3. Don’t talk politics. During election year 2004 I found many locals, especially taxi drivers, wanting to know which presidential hopeful I supported. It was difficult to keep it to myself, but I had not gone overseas for political purposes.

4. Don’t talk loudly. We Americans have a reputation of being heard before we are seen. Talkative, boisterous visitors can be offensive to the local population. I sometimes need to be reminded when I forget and use my resonant “preacher voice.”

5. Don’t use “Christian talk.” Refrain from discussing matters relating to church, conversions, missionaries, etc. in taxis, hotel lobbies, restaurants, and other public places. Taxis are especially vulnerable.
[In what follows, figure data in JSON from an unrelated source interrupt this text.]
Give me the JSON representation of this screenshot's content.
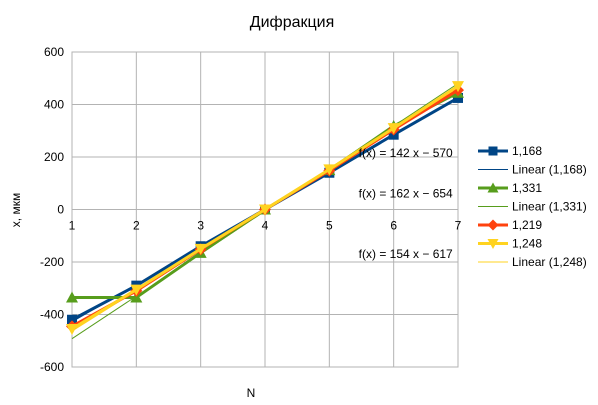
{
  "chart_data": {
    "type": "line",
    "title": "Дифракция",
    "xlabel": "N",
    "ylabel": "x, мкм",
    "x": [
      1,
      2,
      3,
      4,
      5,
      6,
      7
    ],
    "xlim": [
      1,
      7
    ],
    "ylim": [
      -600,
      600
    ],
    "xticks": [
      "1",
      "2",
      "3",
      "4",
      "5",
      "6",
      "7"
    ],
    "yticks": [
      "600",
      "400",
      "200",
      "0",
      "-200",
      "-400",
      "-600"
    ],
    "grid": true,
    "legend": "right",
    "series": [
      {
        "name": "1,168",
        "color": "#004586",
        "marker": "square",
        "values": [
          -420,
          -290,
          -140,
          0,
          140,
          285,
          425
        ]
      },
      {
        "name": "1,331",
        "color": "#579d1c",
        "marker": "triangle-up",
        "values": [
          -335,
          -335,
          -165,
          0,
          150,
          318,
          445
        ]
      },
      {
        "name": "1,219",
        "color": "#ff420e",
        "marker": "diamond",
        "values": [
          -445,
          -310,
          -152,
          0,
          148,
          305,
          455
        ]
      },
      {
        "name": "1,248",
        "color": "#ffd320",
        "marker": "triangle-down",
        "values": [
          -455,
          -305,
          -150,
          0,
          153,
          310,
          470
        ]
      }
    ],
    "trendlines": [
      {
        "name": "Linear (1,168)",
        "color": "#004586",
        "slope": 142,
        "intercept": -570
      },
      {
        "name": "Linear (1,331)",
        "color": "#579d1c",
        "slope": 162,
        "intercept": -654
      },
      {
        "name": "Linear (1,248)",
        "color": "#ffd320",
        "slope": 154,
        "intercept": -617
      }
    ],
    "annotations": [
      {
        "text": "f(x) = 142 x − 570",
        "x": 6,
        "y": 200
      },
      {
        "text": "f(x) = 162 x − 654",
        "x": 6,
        "y": 45
      },
      {
        "text": "f(x) = 154 x − 617",
        "x": 6,
        "y": -185
      }
    ]
  }
}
I have been told that the government of one country employs secret police as cab drivers. The driver who claims he does not speak English may indeed understand every word.

6. Don’t flash your money around. You could be robbed and certainly will be misunderstood. It is your responsibility to learn how best to protect your cash, credit cards, and legal documents.

7. Don’t belittle their religion or cherished beliefs. Study and learn about their religion. We do not have to agree with their beliefs in order to respect the people.

8. Don’t send the wrong message with your body language. It has helped to read some of the good books available on this subject before setting out on our journey. That way we avoid giving offense by the way we sit, stand, gesture, or look at others. It may be extremely important, for example, to learn which hand to use for what purposes.

9. Don’t take pictures without asking. The thoughtless use of a camera can be insulting in many cultures.

10. Don’t become paranoid. With all these negatives you might be so uptight that you spoil your trip. Learn all you can before you go. Take every precaution necessary, pray without ceasing, and then enjoy your visit. You will likely find that most ordinary citizens are helpful and glad you took the time to visit their homeland.

Increased security and other modifications international travelers now face need not be a hindrance to kingdom work. In fact they can enhance your journey with increased sensitivity. Serving in difficult places heightens your awareness of how powerfully God and his people are working around the world. For my wife and me these changes, and the tragedies that prompted them, have increased our determination to never give up until the gospel has reached the ends of the earth.

Nabil Cornelius is the pen name of an American working in a restricted-access country.